The SEC has accused fugitive Terraform founder Do Kwon of multibillion-dollar crypto fraud linked to TerraUSD's collapse
- The SEC has charged fugitive crypto boss Do Kwon and his company Terraform Labs with alleged fraud.
- The suit is linked to the collapse of stablecoin TerraUSD which led to a $60 billion wipeout last year.
- Terraform was "simply a fraud propped up by a so-called algorithmic 'stablecoin'," the SEC alleges.
US regulators have charged fugitive Terraform Labs boss Do Kwon and his company with multibillion-dollar fraud linked to two cryptocurrencies whose failure sent reverberations through the market.
The Securities and Exchange Commission has accused them of misleading US investors about the stability of algorithmic stablecoin TerraUSD, or UST, which was meant to be pegged to the US dollar. Its civil fraud lawsuit filed Thursday also alleges they fooled people about Terra's sister token luna.
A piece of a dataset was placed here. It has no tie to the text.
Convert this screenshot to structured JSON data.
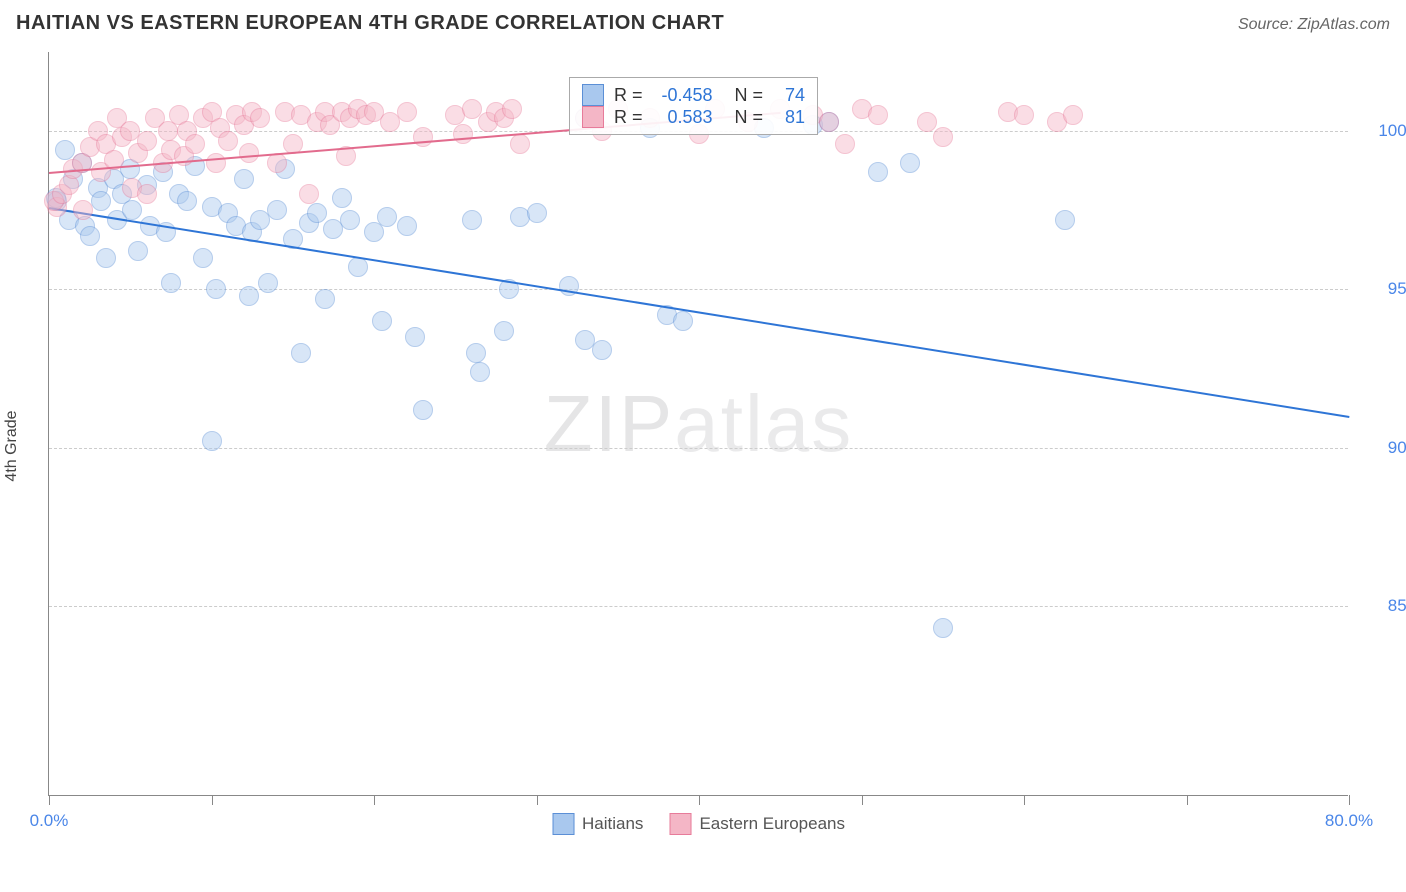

"As alleged in our complaint, the Terraform ecosystem was neither decentralized, nor finance. It was simply a fraud propped up by a so-called algorithmic "stablecoin" — the price of which was controlled by the defendants, not any code," SEC enforcement head Gurbir Grewal said in a statement.
At the same time, the SEC is also charging Terraform and Kwon over the sale of unregistered securities, the markets regulator said.
"Today's action not only holds the defendants accountable for their roles in Terra's collapse, which devastated both retail and institutional investors and sent shock waves through the crypto markets, but once again highlights that we look to the economic realities of an offering, not the labels put on it," he added.
The collapse of TerraUSD in May last year shook the digital-asset industry after it lost its 1-to-1 peg to the dollar. Its sister token luna dropped more than 97% after failed rescue efforts in what analysts labelled a "death spiral." Their crash downfall wiped out a combined market value worth $60 billion at its peak.
That battered companies with exposure to UST and luna, and a series of collapses has been linked to the crash. They include the now-defunct Three Arrows Capital and digital asset brokerage Voyager.
Terraform boss Kwon is at the center of a manhunt, with his whereabouts unknown. He became a fugitive after South Korean authorities put out an arrest warrant for him.
Meanwhile, the SEC appears to have launched a big crackdown on the crypto industry after the implosion of exchange FTX, whose founder and former CEO Sam Bankman-Fried faces fraud charges. Crypto giant Kraken agreed a $30 million settlement with the regulator and agreed to end its staking services in the US, after the SEC began an investigation.